To our knowledge, this is the first systematic review of prediction models for pregnancy complications in GDM. Strengths of this review include rigorous methods and a sensitive search strategy utilising standardised and validated search terms across the entirety of the two leading databases of biomedical literature since their inception. Bias was minimised with prospective registration and peer-reviewed publication protocol [16]. The risk of bias and applicability of included models was systematically and objectively evaluated using PROBAST [20], a robust and for-purpose tool.

Limitations included the inability to synthesize the quantitative characteristics of included models due to the heterogeneity of included studies. However, the results of the systematic search support this broad approach. We note that, despite the clinical imperative, there are only five prediction modelling studies for pregnancy complications in GDM that met our eligibility criteria in the indexed medical literature to date.

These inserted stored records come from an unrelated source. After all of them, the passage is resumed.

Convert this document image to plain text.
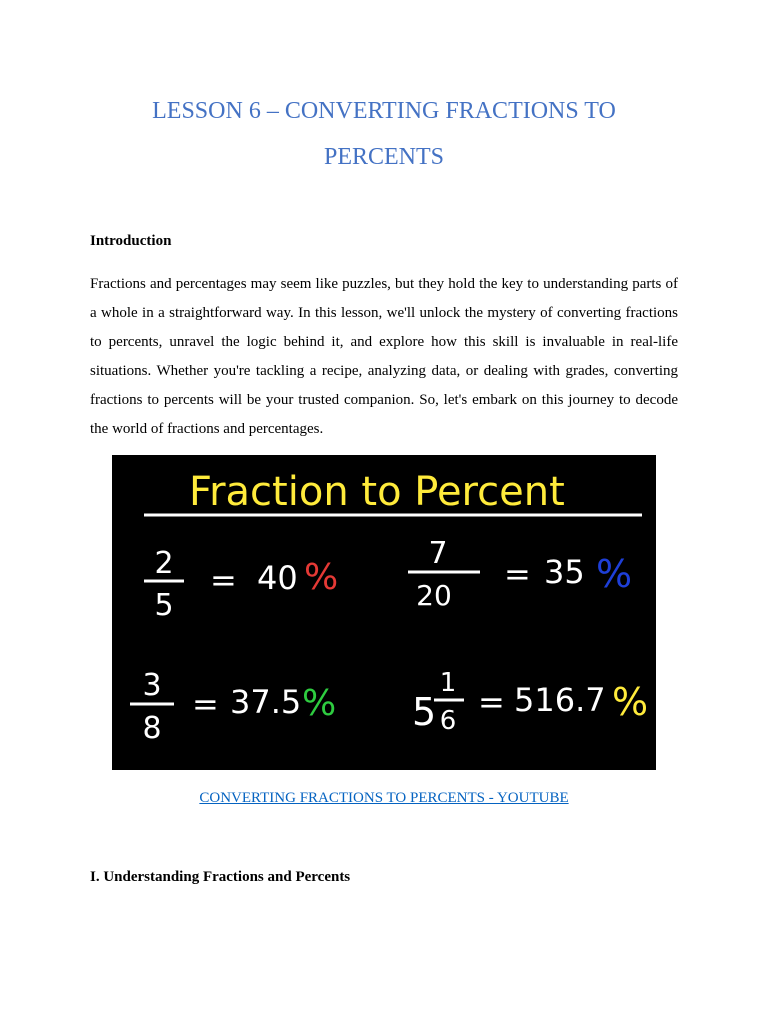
LESSON 6 – CONVERTING FRACTIONS TO PERCENTS
Introduction

Fractions and percentages may seem like puzzles, but they hold the key to understanding parts of a whole in a straightforward way. In this lesson, we'll unlock the mystery of converting fractions to percents, unravel the logic behind it, and explore how this skill is invaluable in real-life situations. Whether you're tackling a recipe, analyzing data, or dealing with grades, converting fractions to percents will be your trusted companion. So, let's embark on this journey to decode the world of fractions and percentages.

Fraction to Percent
2
5
= 40 %
7
20
= 35 %
3
8
= 37.5 % 5
1
6 = 516.7 %
CONVERTING FRACTIONS TO PERCENTS - YOUTUBE
I. Understanding Fractions and Percents
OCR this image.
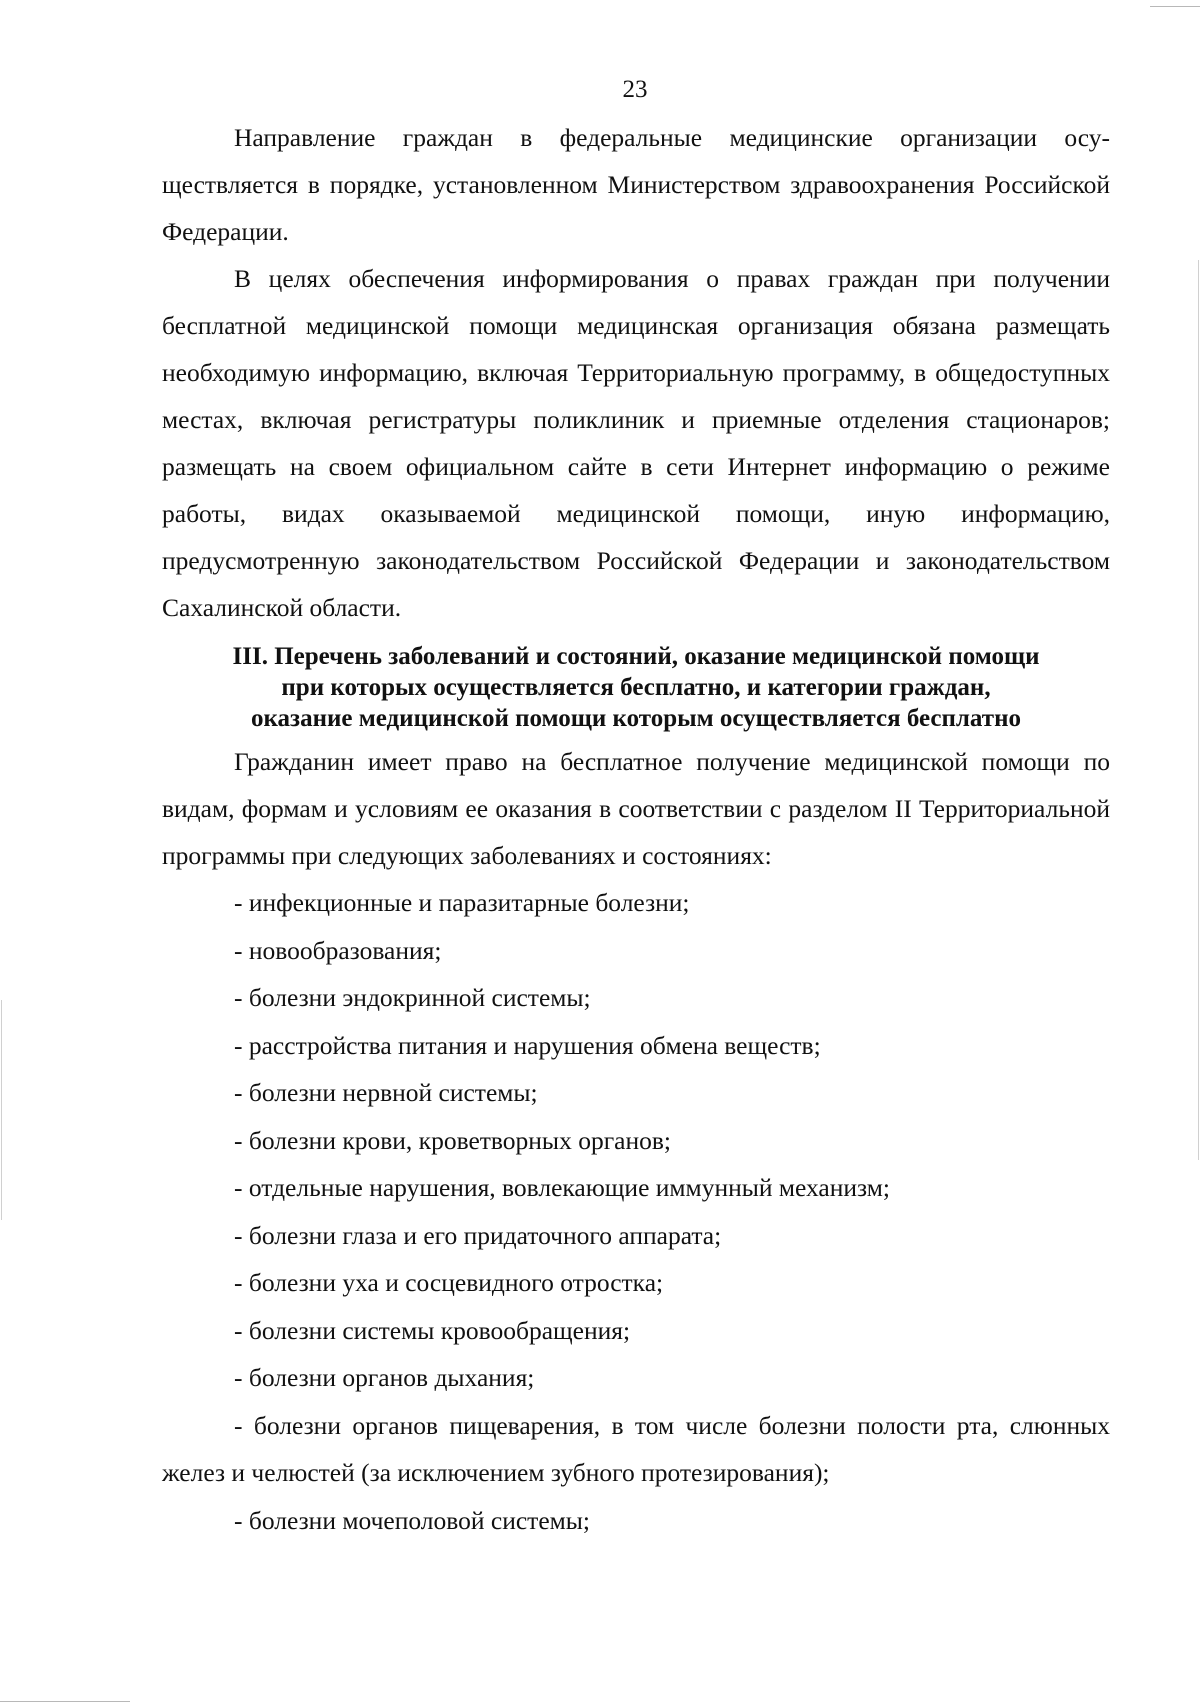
23

Направление граждан в федеральные медицинские организации осуществляется в порядке, установленном Министерством здравоохранения Российской Федерации.

В целях обеспечения информирования о правах граждан при получении бесплатной медицинской помощи медицинская организация обязана размещать необходимую информацию, включая Территориальную программу, в общедоступных местах, включая регистратуры поликлиник и приемные отделения стационаров; размещать на своем официальном сайте в сети Интернет информацию о режиме работы, видах оказываемой медицинской помощи, иную информацию, предусмотренную законодательством Российской Федерации и законодательством Сахалинской области.

III. Перечень заболеваний и состояний, оказание медицинской помощи
при которых осуществляется бесплатно, и категории граждан,
оказание медицинской помощи которым осуществляется бесплатно

Гражданин имеет право на бесплатное получение медицинской помощи по видам, формам и условиям ее оказания в соответствии с разделом II Территориальной программы при следующих заболеваниях и состояниях:

- инфекционные и паразитарные болезни;
- новообразования;
- болезни эндокринной системы;
- расстройства питания и нарушения обмена веществ;
- болезни нервной системы;
- болезни крови, кроветворных органов;
- отдельные нарушения, вовлекающие иммунный механизм;
- болезни глаза и его придаточного аппарата;
- болезни уха и сосцевидного отростка;
- болезни системы кровообращения;
- болезни органов дыхания;
- болезни органов пищеварения, в том числе болезни полости рта, слюнных желез и челюстей (за исключением зубного протезирования);
- болезни мочеполовой системы;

Finally, given the heterogeneity of this condition and the variety of diagnostic approaches currently used, a developed model cannot be assumed to perform equally well (or poorly) in a new, but related population. Clinical prediction modelling is an iterative multi-stage process [58]. External validation in a range of new but related populations, both geographically and temporally, is crucial but, as this review suggests, frequently neglected. Such external validation may facilitate model updating which, by addressing the characteristics of the local population and clinical practice, is likely to optimise model performance [59].

5. Conclusions

This review demonstrates the potential for prediction models to provide an individualised absolute risk of pregnancy complications for women affected by GDM. However, limitations in current models have been identified and this emphasises that future model development and validation would benefit from the application of methodologic advances in this rapidly evolving field. External validation, including appropriate reporting of calibration and formal evaluation of clinical usefulness with decision curve-analysis, will significantly assist the translation of promising statistical models into a useful clinical tool. Such a tool would be capable of improving outcomes for women with GDM by enhancing clinical decision-making and facilitating the stratification of affected women by their risk of pregnancy complications, thus enabling a personalised model-of-care.